La targa -precedente a questa attuale plastificata- e posta negli anni 2005-6, recava scritto “San Pier d’Arena – 2675 - via – Matteo Vinzoni – ingegnere-cartografo – 1690-1773”.

Corrisponde all’ennesimo “budello” risultante dalla speculazione e sfruttamento dello spazio ad uso edilizio degli anni fine-post 1950 circa,  senza aver conservato il minimo interesse alla viabilità ed alla vivibilità di chi vi   avrebbe abitato.

CIVICI

2007 = NERI   = da 15                        e da 26

            ROSSI =  da 1r21r                          2r44r (mancano 32r, 34r, 42r)
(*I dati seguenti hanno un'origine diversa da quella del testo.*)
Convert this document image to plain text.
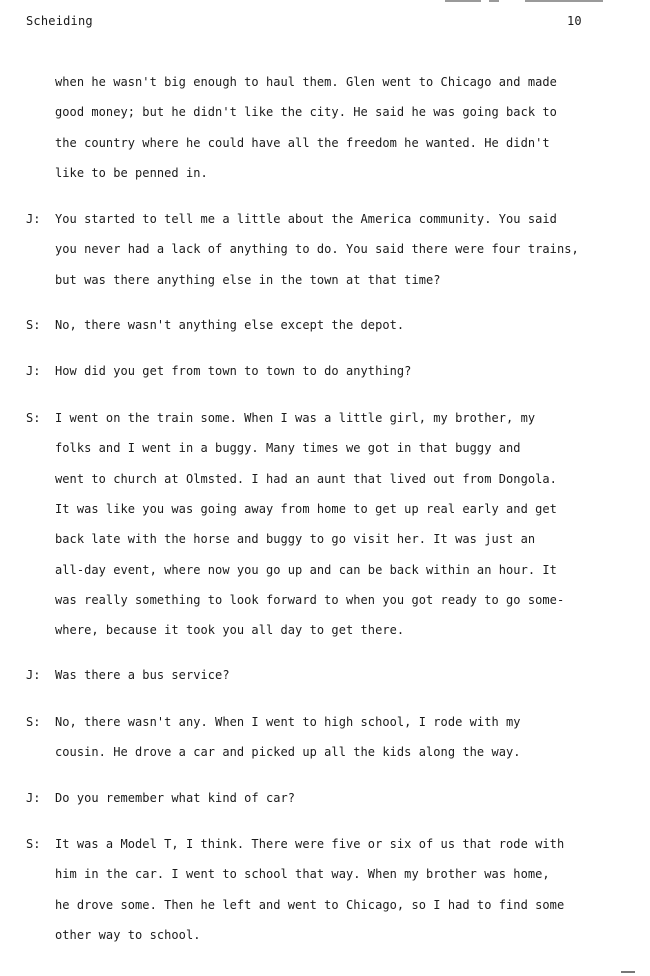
Scheiding	10
when he wasn't big enough to haul them. Glen went to Chicago and made
good money; but he didn't like the city. He said he was going back to
the country where he could have all the freedom he wanted. He didn't
like to be penned in.
J: You started to tell me a little about the America community. You said
you never had a lack of anything to do. You said there were four trains,
but was there anything else in the town at that time?
S: No, there wasn't anything else except the depot.
J: How did you get from town to town to do anything?
S: I went on the train some. When I was a little girl, my brother, my
folks and I went in a buggy. Many times we got in that buggy and
went to church at Olmsted. I had an aunt that lived out from Dongola.
It was like you was going away from home to get up real early and get
back late with the horse and buggy to go visit her. It was just an
all-day event, where now you go up and can be back within an hour. It
was really something to look forward to when you got ready to go some-
where, because it took you all day to get there.
J: Was there a bus service?
S: No, there wasn't any. When I went to high school, I rode with my
cousin. He drove a car and picked up all the kids along the way.
J: Do you remember what kind of car?
S: It was a Model T, I think. There were five or six of us that rode with
him in the car. I went to school that way. When my brother was home,
he drove some. Then he left and went to Chicago, so I had to find some
other way to school.
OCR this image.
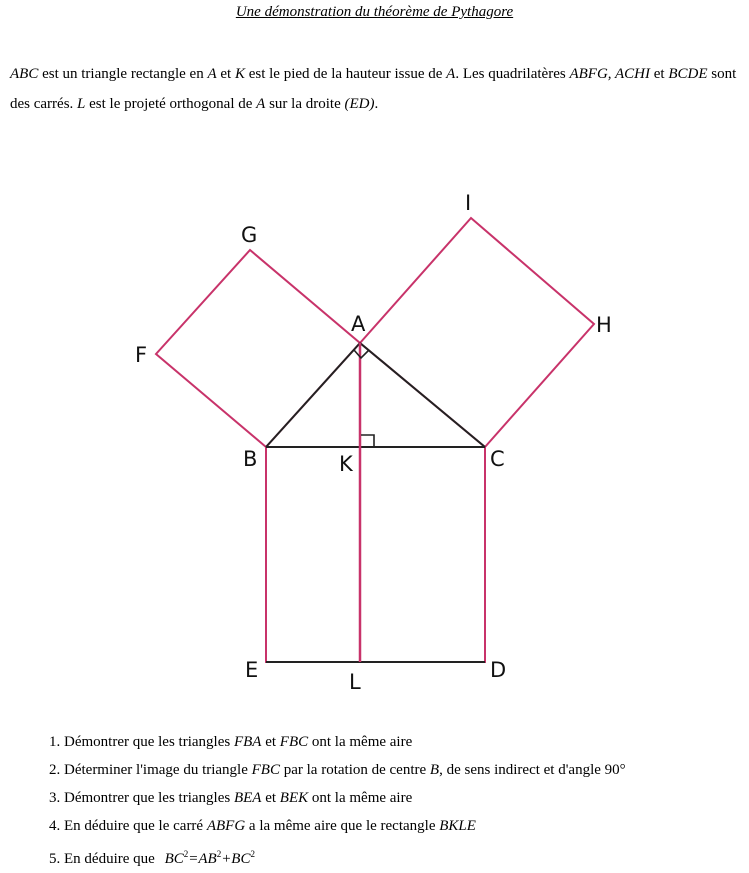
Une démonstration du théorème de Pythagore
ABC est un triangle rectangle en A et K est le pied de la hauteur issue de A. Les quadrilatères ABFG, ACHI et BCDE sont des carrés. L est le projeté orthogonal de A sur la droite (ED).
A
B	C
D
E
F
G
H
I
K
L
1. Démontrer que les triangles FBA et FBC ont la même aire
2. Déterminer l'image du triangle FBC par la rotation de centre B, de sens indirect et d'angle 90°
3. Démontrer que les triangles BEA et BEK ont la même aire
4. En déduire que le carré ABFG a la même aire que le rectangle BKLE
5. En déduire que $BC^2=AB^2+BC^2$
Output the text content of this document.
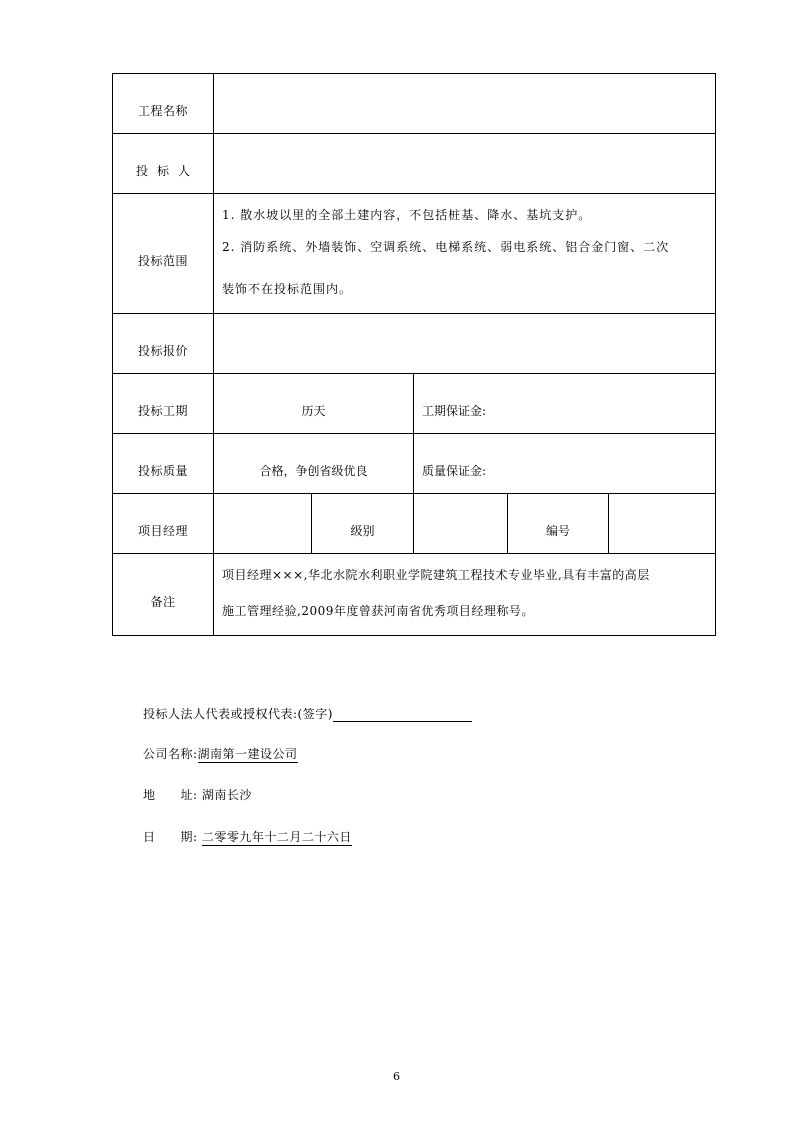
工程名称					
投标人					
投标范围	1. 散水坡以里的全部土建内容，不包括桩基、降水、基坑支护。

2. 消防系统、外墙装饰、空调系统、电梯系统、弱电系统、铝合金门窗、二次

装饰不在投标范围内。				

投标报价					
投标工期	历天		工期保证金:		
投标质量	合格，争创省级优良		质量保证金:		
项目经理		级别		编号	
备注	项目经理×××,华北水院水利职业学院建筑工程技术专业毕业,具有丰富的高层

施工管理经验,2009年度曾获河南省优秀项目经理称号。				

投标人法人代表或授权代表:(签字)
公司名称:湖南第一建设公司
地　　址: 湖南长沙
日　　期: 二零零九年十二月二十六日
6
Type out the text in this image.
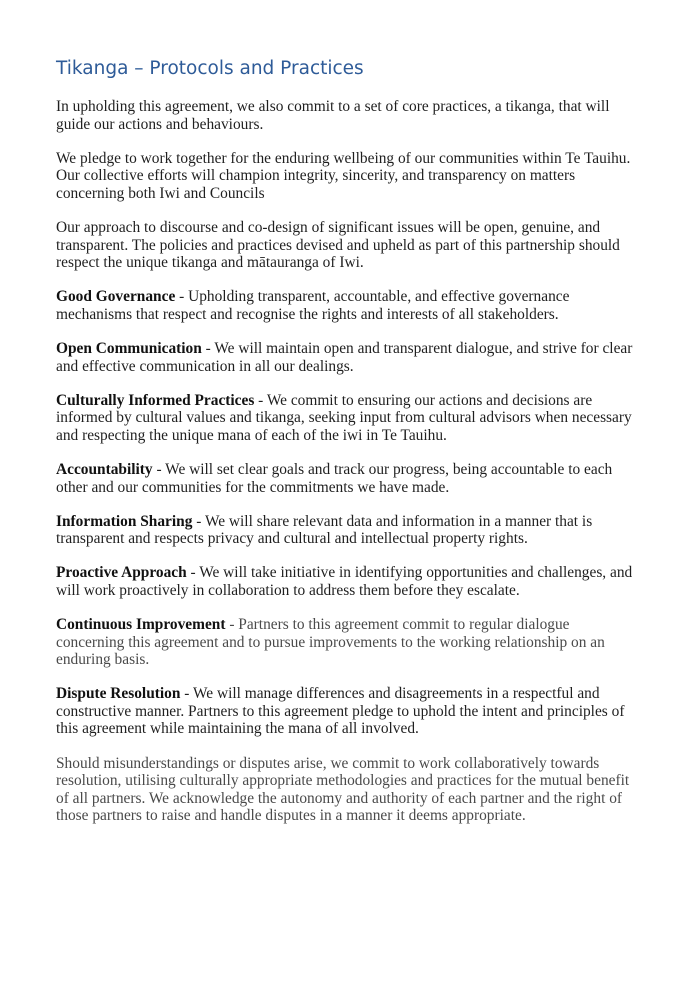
Tikanga – Protocols and Practices

In upholding this agreement, we also commit to a set of core practices, a tikanga, that will guide our actions and behaviours.

We pledge to work together for the enduring wellbeing of our communities within Te Tauihu. Our collective efforts will champion integrity, sincerity, and transparency on matters concerning both Iwi and Councils

Our approach to discourse and co-design of significant issues will be open, genuine, and transparent. The policies and practices devised and upheld as part of this partnership should respect the unique tikanga and mātauranga of Iwi.

Good Governance - Upholding transparent, accountable, and effective governance mechanisms that respect and recognise the rights and interests of all stakeholders.

Open Communication - We will maintain open and transparent dialogue, and strive for clear and effective communication in all our dealings.

Culturally Informed Practices - We commit to ensuring our actions and decisions are informed by cultural values and tikanga, seeking input from cultural advisors when necessary and respecting the unique mana of each of the iwi in Te Tauihu.

Accountability - We will set clear goals and track our progress, being accountable to each other and our communities for the commitments we have made.

Information Sharing - We will share relevant data and information in a manner that is transparent and respects privacy and cultural and intellectual property rights.

Proactive Approach - We will take initiative in identifying opportunities and challenges, and will work proactively in collaboration to address them before they escalate.

Continuous Improvement - Partners to this agreement commit to regular dialogue concerning this agreement and to pursue improvements to the working relationship on an enduring basis.

Dispute Resolution - We will manage differences and disagreements in a respectful and constructive manner. Partners to this agreement pledge to uphold the intent and principles of this agreement while maintaining the mana of all involved.

Should misunderstandings or disputes arise, we commit to work collaboratively towards resolution, utilising culturally appropriate methodologies and practices for the mutual benefit of all partners. We acknowledge the autonomy and authority of each partner and the right of those partners to raise and handle disputes in a manner it deems appropriate.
===Il civico 2, come visibile sulla carta del Pagano, è separato dalla strada vera e propria da un largo marciapide che segue (a V rovesciata) la separazione tra -sulla carta del Vinzoni- i terreni di Ghiara e quelli del duca Spinola.

STORIA:  Nella carta del Vinzoni del 1757, i terreni - con villa - appaiono occupati dalla proprietà del “sig.r Giuseppe Ghiara”; essa era accessibile solo dal basso, da via sBartolomeo dF (vedi). Questa proprietà risulta –sempre nella carta settecentesca- sottostante a quelli dell’”ecc.mo  Marcello Durazzi q. GioLuca”; ambedue tagliati a metà da un torrente (Carbonara) proveniente da Promontorio e defluente nel Fossato, in un avvallamento alla sommità dei lati  –a ponente- era la salita Imperiale (oggi via Derchi); ed a levante era una salita anonima –oggi D.Conte-. Quindi una proprietà estesa dal torrente sottostante a via BPiovera e via Fanti.

    

presumo questa sia la villa Ghiara    1926 – villa con le suore e proprietà fino a sBdF

La strada  Balbi Piovera fu aperta per costruire l’ospedale. Quindi fu solo negli anni 1910-15 che, aperta questa via, si poté usufruire di essa, forse più comoda per l’accesso dalla parte superiore; al punto che con l’edificazione in basso, divenne poi la più usata via di accesso alla villa Ghiara.  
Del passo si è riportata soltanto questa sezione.